If you are having trouble with your kids or are trying to co-parent and it isn’t working well, the style of parenting you are using may be why. Take the following Parent Quiz.

Parent Quiz

Rate the following on a scale of 1 to 3 as to whether it represents your style of parenting:

1. All the time

2. Sometimes

3. Never

“My child is my best friend! All his or her friends love me because I really understand them. They love coming over here because I give them a lot of freedom and space.” (However, sometimes I wonder if I am too lenient and too permissive.)

Parents are usually fearful of their kids. They are afraid to say no because their child won’t like them.__________

“My child is my ‘archenemy.’ He or she says that he or she hates me and that I don’t get him or her, and he or she is either in his or her room or at a friend’s house. I don’t know anything about his or her life.” (Am I too hard on my child? He or she is always in trouble with us, and we are all miserable.)

Archenemy parents are very strict and often over punish and over consequence. They are afraid that their child will grow up and be a really, really bad person._____

The thing that both of these types of parents have in common is guilt.

Try the following to gain a balanced relationship with your child:

•  Forget about being best friends with your child, but do get to know their friends and the parents of their friends.
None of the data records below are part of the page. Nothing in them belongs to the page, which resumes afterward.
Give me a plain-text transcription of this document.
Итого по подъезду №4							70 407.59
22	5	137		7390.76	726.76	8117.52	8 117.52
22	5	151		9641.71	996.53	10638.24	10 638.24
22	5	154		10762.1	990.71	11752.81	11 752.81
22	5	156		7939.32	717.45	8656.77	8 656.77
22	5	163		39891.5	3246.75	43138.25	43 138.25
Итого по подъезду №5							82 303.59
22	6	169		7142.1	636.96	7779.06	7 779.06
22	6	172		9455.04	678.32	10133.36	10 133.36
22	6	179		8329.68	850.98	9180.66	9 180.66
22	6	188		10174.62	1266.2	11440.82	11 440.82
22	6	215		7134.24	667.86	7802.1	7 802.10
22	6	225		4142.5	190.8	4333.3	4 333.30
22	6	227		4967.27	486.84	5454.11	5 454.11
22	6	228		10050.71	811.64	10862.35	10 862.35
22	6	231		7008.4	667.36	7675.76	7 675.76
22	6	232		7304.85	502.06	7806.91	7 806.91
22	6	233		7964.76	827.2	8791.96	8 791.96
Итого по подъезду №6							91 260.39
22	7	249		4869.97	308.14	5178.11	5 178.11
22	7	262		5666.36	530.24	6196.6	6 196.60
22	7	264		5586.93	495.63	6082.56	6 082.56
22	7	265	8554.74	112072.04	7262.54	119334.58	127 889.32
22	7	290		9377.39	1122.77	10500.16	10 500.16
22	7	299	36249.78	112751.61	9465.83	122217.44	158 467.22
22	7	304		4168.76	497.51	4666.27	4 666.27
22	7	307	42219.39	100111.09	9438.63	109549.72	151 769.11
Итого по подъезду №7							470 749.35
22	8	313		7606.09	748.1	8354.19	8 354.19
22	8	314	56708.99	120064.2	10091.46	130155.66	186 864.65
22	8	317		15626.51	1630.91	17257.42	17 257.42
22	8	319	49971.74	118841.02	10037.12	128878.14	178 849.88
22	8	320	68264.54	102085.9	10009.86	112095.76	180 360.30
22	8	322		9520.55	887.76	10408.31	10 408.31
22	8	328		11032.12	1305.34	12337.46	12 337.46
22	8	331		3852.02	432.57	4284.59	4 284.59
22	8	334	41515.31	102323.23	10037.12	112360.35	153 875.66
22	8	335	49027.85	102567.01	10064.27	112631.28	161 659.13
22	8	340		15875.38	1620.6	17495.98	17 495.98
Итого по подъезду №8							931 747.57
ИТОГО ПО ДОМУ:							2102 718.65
•  Do let your son or daughter have friends over. Give your child space, but be around and aware. Have a set of rules of which you both are aware. Make the consequences for failing to obey these rules available.

•  Draw up a contract/agreement of what is expected and what will result if the contract is broken.

•  Hold your child accountable for respectful behavior, and correct every time him or her when you notice.

•  Remain interested in your child’s life, but let him or her have a life—don’t smother him or her.

And aim for this:

For the most part, I know what is going on in my kid’s life. I know most of his or her friends, and my kid respects most of my rules most of the time.